The reverse is possible too: Invest in clean energy and the air improves. Support basic research and all kinds of world-changing, economy-driving inventions will follow. Provide affordable (single-payer) healthcare and the economy improves.

BRANDING TRUMP

Is this really what running a country like a business looks like? Higher costs, slashed R&D, reduced revenues? Given that six of Trump’s ventures declared bankruptcy, perhaps so.

Where Trump has made money is in branding, licensing his name to slap on everything from buildings and golf courses to steaks and one “so-called” university. Indeed, the Trump Organization continues to rack up trademarks in Mexico and China, oblivious to ethical conflicts or even just the optics.

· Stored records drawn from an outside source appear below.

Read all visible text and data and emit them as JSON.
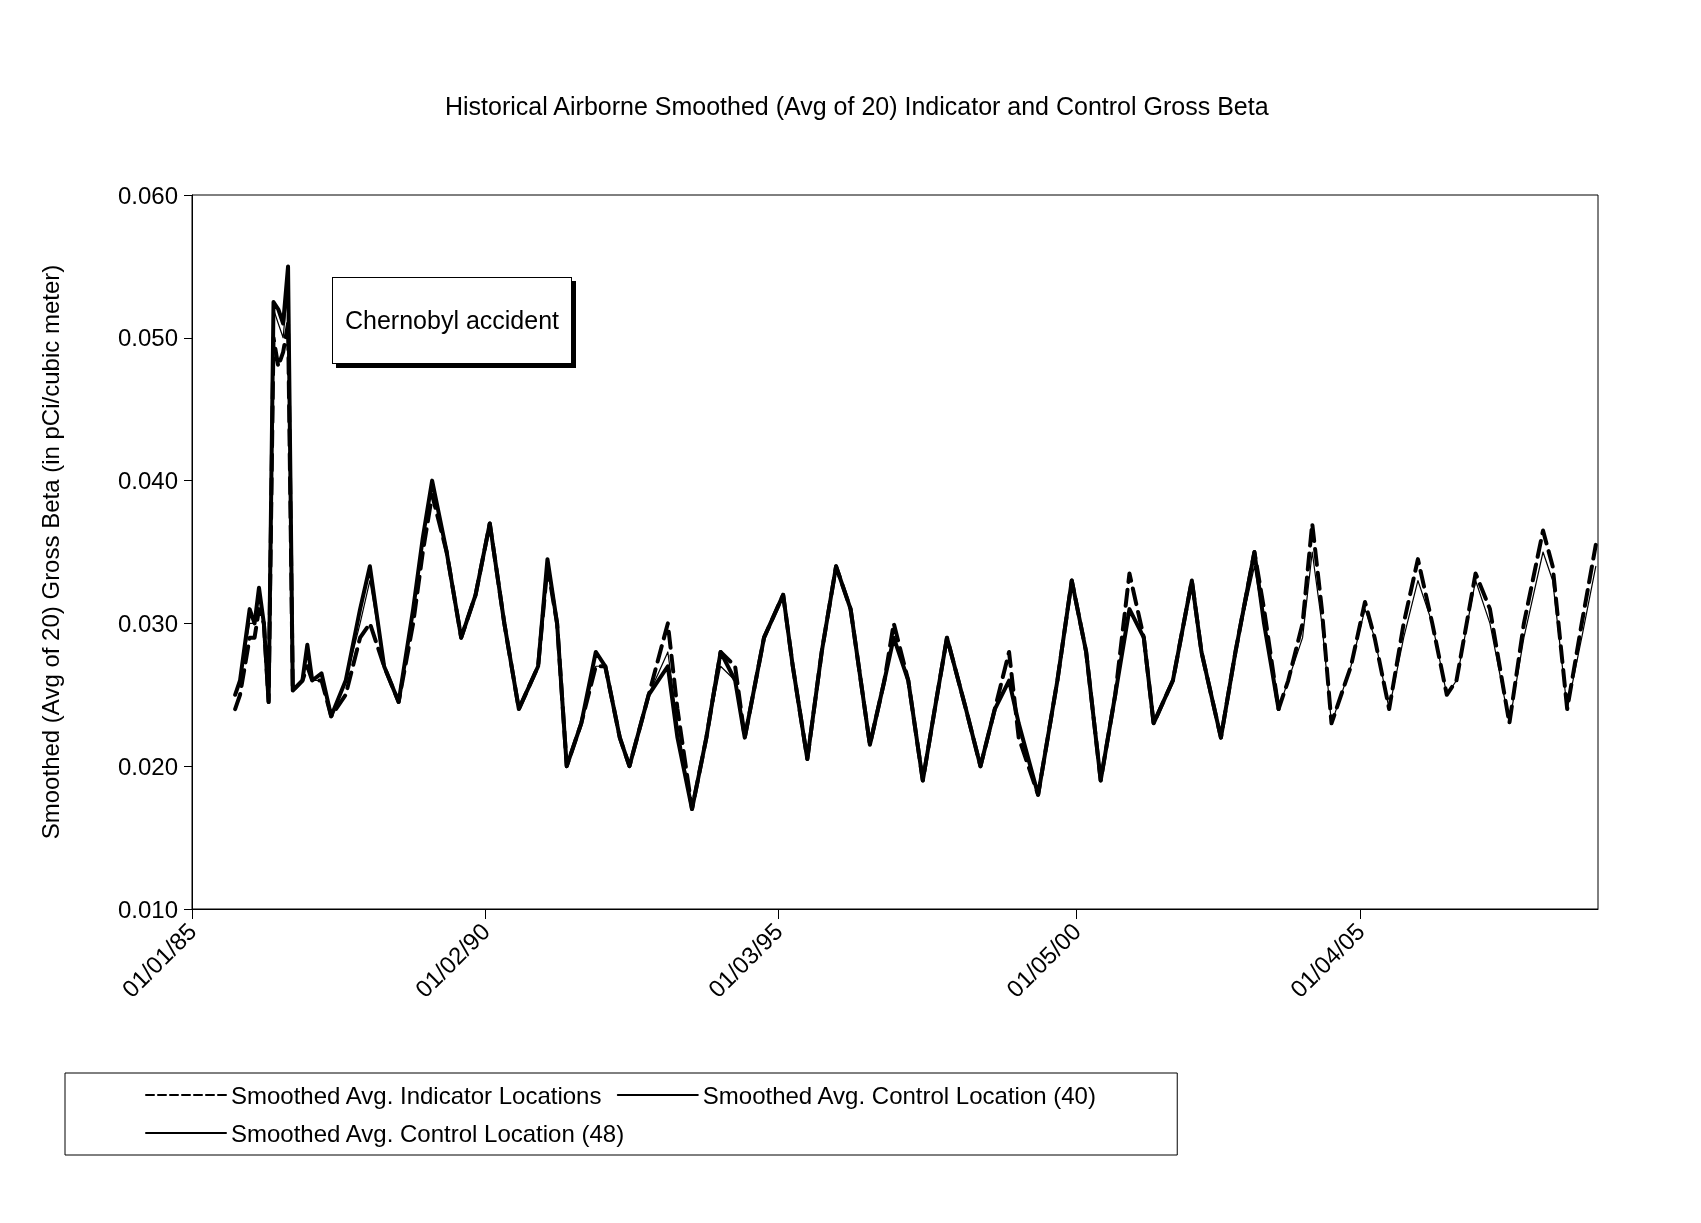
{
  "chart_data": {
    "type": "line",
    "title": "Historical Airborne Smoothed (Avg of 20) Indicator and Control Gross Beta",
    "ylabel": "Smoothed (Avg of 20) Gross Beta (in pCi/cubic meter)",
    "annotations": [
      "Chernobyl accident"
    ],
    "xlim": [
      "1985-01-01",
      "2009-05-15"
    ],
    "xticks": [
      {
        "value": "1985-01-01",
        "label": "01/01/85"
      },
      {
        "value": "1990-02-01",
        "label": "01/02/90"
      },
      {
        "value": "1995-03-01",
        "label": "01/03/95"
      },
      {
        "value": "2000-05-01",
        "label": "01/05/00"
      },
      {
        "value": "2005-04-01",
        "label": "01/04/05"
      }
    ],
    "ylim": [
      0.01,
      0.06
    ],
    "yticks": [
      {
        "value": 0.01,
        "label": "0.010"
      },
      {
        "value": 0.02,
        "label": "0.020"
      },
      {
        "value": 0.03,
        "label": "0.030"
      },
      {
        "value": 0.04,
        "label": "0.040"
      },
      {
        "value": 0.05,
        "label": "0.050"
      },
      {
        "value": 0.06,
        "label": "0.060"
      }
    ],
    "grid": false,
    "legend": "bottom",
    "marker": "none",
    "series": [
      {
        "name": "Smoothed Avg. Indicator Locations",
        "color": "#000000",
        "line_style": "dashed",
        "x": [
          "1985-10",
          "1985-11",
          "1986-01",
          "1986-02",
          "1986-03",
          "1986-04",
          "1986-05",
          "1986-06",
          "1986-07",
          "1986-08",
          "1986-09",
          "1986-10",
          "1986-12",
          "1987-01",
          "1987-02",
          "1987-04",
          "1987-06",
          "1987-09",
          "1987-12",
          "1988-02",
          "1988-05",
          "1988-08",
          "1988-11",
          "1989-01",
          "1989-03",
          "1989-06",
          "1989-09",
          "1989-12",
          "1990-03",
          "1990-06",
          "1990-09",
          "1991-01",
          "1991-03",
          "1991-05",
          "1991-07",
          "1991-10",
          "1992-01",
          "1992-03",
          "1992-06",
          "1992-08",
          "1992-12",
          "1993-04",
          "1993-06",
          "1993-09",
          "1993-12",
          "1994-03",
          "1994-06",
          "1994-08",
          "1994-12",
          "1995-04",
          "1995-06",
          "1995-09",
          "1995-12",
          "1996-03",
          "1996-06",
          "1996-10",
          "1997-01",
          "1997-03",
          "1997-06",
          "1997-09",
          "1997-12",
          "1998-02",
          "1998-06",
          "1998-09",
          "1998-12",
          "1999-03",
          "1999-05",
          "1999-09",
          "2000-01",
          "2000-04",
          "2000-07",
          "2000-10",
          "2001-01",
          "2001-04",
          "2001-07",
          "2001-09",
          "2002-01",
          "2002-05",
          "2002-07",
          "2002-11",
          "2003-02",
          "2003-06",
          "2003-08",
          "2003-11",
          "2004-01",
          "2004-04",
          "2004-06",
          "2004-08",
          "2004-10",
          "2005-02",
          "2005-05",
          "2005-07",
          "2005-10",
          "2006-01",
          "2006-04",
          "2006-07",
          "2006-10",
          "2006-12",
          "2007-04",
          "2007-07",
          "2007-11",
          "2008-02",
          "2008-06",
          "2008-08",
          "2008-11",
          "2009-02",
          "2009-05"
        ],
        "values": [
          0.024,
          0.025,
          0.029,
          0.029,
          0.031,
          0.03,
          0.0245,
          0.05,
          0.048,
          0.049,
          0.051,
          0.0253,
          0.026,
          0.027,
          0.026,
          0.026,
          0.0235,
          0.025,
          0.029,
          0.03,
          0.027,
          0.0245,
          0.03,
          0.035,
          0.039,
          0.035,
          0.029,
          0.032,
          0.037,
          0.03,
          0.024,
          0.027,
          0.034,
          0.03,
          0.02,
          0.023,
          0.027,
          0.027,
          0.022,
          0.02,
          0.025,
          0.03,
          0.024,
          0.017,
          0.022,
          0.028,
          0.027,
          0.022,
          0.029,
          0.032,
          0.027,
          0.0205,
          0.028,
          0.034,
          0.031,
          0.0215,
          0.026,
          0.03,
          0.026,
          0.019,
          0.025,
          0.029,
          0.024,
          0.02,
          0.024,
          0.028,
          0.022,
          0.018,
          0.026,
          0.033,
          0.028,
          0.019,
          0.025,
          0.0335,
          0.029,
          0.023,
          0.026,
          0.033,
          0.028,
          0.022,
          0.028,
          0.035,
          0.031,
          0.024,
          0.026,
          0.03,
          0.037,
          0.031,
          0.023,
          0.027,
          0.0315,
          0.029,
          0.024,
          0.03,
          0.0345,
          0.03,
          0.025,
          0.026,
          0.0335,
          0.031,
          0.023,
          0.03,
          0.0365,
          0.034,
          0.024,
          0.03,
          0.0355
        ]
      },
      {
        "name": "Smoothed Avg. Control Location (40)",
        "color": "#000000",
        "line_style": "solid",
        "x": [
          "1985-10",
          "1985-11",
          "1986-01",
          "1986-02",
          "1986-03",
          "1986-04",
          "1986-05",
          "1986-06",
          "1986-07",
          "1986-08",
          "1986-09",
          "1986-10",
          "1986-12",
          "1987-01",
          "1987-02",
          "1987-04",
          "1987-06",
          "1987-09",
          "1987-12",
          "1988-02",
          "1988-05",
          "1988-08",
          "1988-11",
          "1989-01",
          "1989-03",
          "1989-06",
          "1989-09",
          "1989-12",
          "1990-03",
          "1990-06",
          "1990-09",
          "1991-01",
          "1991-03",
          "1991-05",
          "1991-07",
          "1991-10",
          "1992-01",
          "1992-03",
          "1992-06",
          "1992-08",
          "1992-12",
          "1993-04",
          "1993-06",
          "1993-09",
          "1993-12",
          "1994-03",
          "1994-06",
          "1994-08",
          "1994-12",
          "1995-04",
          "1995-06",
          "1995-09",
          "1995-12",
          "1996-03",
          "1996-06",
          "1996-10",
          "1997-01",
          "1997-03",
          "1997-06",
          "1997-09",
          "1997-12",
          "1998-02",
          "1998-06",
          "1998-09",
          "1998-12",
          "1999-03",
          "1999-05",
          "1999-09",
          "2000-01",
          "2000-04",
          "2000-07",
          "2000-10",
          "2001-01",
          "2001-04",
          "2001-07",
          "2001-09",
          "2002-01",
          "2002-05",
          "2002-07",
          "2002-11",
          "2003-02",
          "2003-06",
          "2003-08",
          "2003-11"
        ],
        "values": [
          0.025,
          0.026,
          0.031,
          0.03,
          0.0325,
          0.03,
          0.0245,
          0.0525,
          0.052,
          0.051,
          0.055,
          0.0253,
          0.026,
          0.0285,
          0.026,
          0.0265,
          0.0235,
          0.026,
          0.031,
          0.034,
          0.027,
          0.0245,
          0.031,
          0.036,
          0.04,
          0.035,
          0.029,
          0.032,
          0.037,
          0.03,
          0.024,
          0.027,
          0.0345,
          0.03,
          0.02,
          0.023,
          0.028,
          0.027,
          0.022,
          0.02,
          0.025,
          0.027,
          0.022,
          0.017,
          0.022,
          0.028,
          0.026,
          0.022,
          0.029,
          0.032,
          0.027,
          0.0205,
          0.028,
          0.034,
          0.031,
          0.0215,
          0.026,
          0.029,
          0.026,
          0.019,
          0.025,
          0.029,
          0.024,
          0.02,
          0.024,
          0.026,
          0.023,
          0.018,
          0.026,
          0.033,
          0.028,
          0.019,
          0.025,
          0.031,
          0.029,
          0.023,
          0.026,
          0.033,
          0.028,
          0.022,
          0.028,
          0.035,
          0.03,
          0.024
        ]
      },
      {
        "name": "Smoothed Avg. Control Location (48)",
        "color": "#000000",
        "line_style": "solid",
        "x": [
          "1985-10",
          "1985-11",
          "1986-01",
          "1986-02",
          "1986-03",
          "1986-04",
          "1986-05",
          "1986-06",
          "1986-07",
          "1986-08",
          "1986-09",
          "1986-10",
          "1986-12",
          "1987-01",
          "1987-02",
          "1987-04",
          "1987-06",
          "1987-09",
          "1987-12",
          "1988-02",
          "1988-05",
          "1988-08",
          "1988-11",
          "1989-01",
          "1989-03",
          "1989-06",
          "1989-09",
          "1989-12",
          "1990-03",
          "1990-06",
          "1990-09",
          "1991-01",
          "1991-03",
          "1991-05",
          "1991-07",
          "1991-10",
          "1992-01",
          "1992-03",
          "1992-06",
          "1992-08",
          "1992-12",
          "1993-04",
          "1993-06",
          "1993-09",
          "1993-12",
          "1994-03",
          "1994-06",
          "1994-08",
          "1994-12",
          "1995-04",
          "1995-06",
          "1995-09",
          "1995-12",
          "1996-03",
          "1996-06",
          "1996-10",
          "1997-01",
          "1997-03",
          "1997-06",
          "1997-09",
          "1997-12",
          "1998-02",
          "1998-06",
          "1998-09",
          "1998-12",
          "1999-03",
          "1999-05",
          "1999-09",
          "2000-01",
          "2000-04",
          "2000-07",
          "2000-10",
          "2001-01",
          "2001-04",
          "2001-07",
          "2001-09",
          "2002-01",
          "2002-05",
          "2002-07",
          "2002-11",
          "2003-02",
          "2003-06",
          "2003-08",
          "2003-11",
          "2004-01",
          "2004-04",
          "2004-06",
          "2004-08",
          "2004-10",
          "2005-02",
          "2005-05",
          "2005-07",
          "2005-10",
          "2006-01",
          "2006-04",
          "2006-07",
          "2006-10",
          "2006-12",
          "2007-04",
          "2007-07",
          "2007-11",
          "2008-02",
          "2008-06",
          "2008-08",
          "2008-11",
          "2009-02",
          "2009-05"
        ],
        "values": [
          0.025,
          0.026,
          0.03,
          0.03,
          0.032,
          0.03,
          0.0245,
          0.052,
          0.051,
          0.05,
          0.054,
          0.0253,
          0.026,
          0.028,
          0.026,
          0.026,
          0.0235,
          0.026,
          0.03,
          0.033,
          0.027,
          0.0245,
          0.031,
          0.036,
          0.04,
          0.035,
          0.029,
          0.032,
          0.037,
          0.03,
          0.024,
          0.027,
          0.034,
          0.03,
          0.02,
          0.023,
          0.027,
          0.027,
          0.022,
          0.02,
          0.025,
          0.028,
          0.023,
          0.017,
          0.022,
          0.027,
          0.026,
          0.022,
          0.029,
          0.032,
          0.027,
          0.0205,
          0.028,
          0.034,
          0.031,
          0.0215,
          0.026,
          0.029,
          0.026,
          0.019,
          0.025,
          0.029,
          0.024,
          0.02,
          0.024,
          0.026,
          0.023,
          0.018,
          0.026,
          0.033,
          0.028,
          0.019,
          0.025,
          0.031,
          0.029,
          0.023,
          0.026,
          0.033,
          0.028,
          0.022,
          0.028,
          0.034,
          0.03,
          0.024,
          0.026,
          0.029,
          0.035,
          0.03,
          0.023,
          0.027,
          0.031,
          0.029,
          0.024,
          0.029,
          0.033,
          0.03,
          0.025,
          0.026,
          0.033,
          0.03,
          0.023,
          0.029,
          0.035,
          0.033,
          0.024,
          0.029,
          0.034
        ]
      }
    ]
  }
}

It seems only right, then, that as our world is reshaped by Trump’s aggressively ignorant and mean-spirited vision, the results are branded to reflect his handiwork. With a hat tip to the “Hooverville” shantytowns of the Great Depression named for then President Herbert Hoover: Trump Water (Special Brew), Trump Smog, Trump Heat Wave, Trump Superstorms, Trumpvilles, The Trumparium (a museum of the newly extinct), Trump Pipeline Spills, Trump Debt and, for those of limited means foolish enough to buy an iPhone rather than health insurance, Trump Coffins.

PERSPECTIVE

In Nature, diversity provides resilience, while competition and collaboration are the yin and the yang of stability. An autocracy, by contrast, is like a monoculture: brittle and vulnerable. It may dominate for a time, but cannot last.

Guided by the wisdom of Kimmerer’s long-enduring moss and the spark of green fire in Aldo Leopold’s ever-wise wolf, we will find our way.

It is not too late. It is never too late.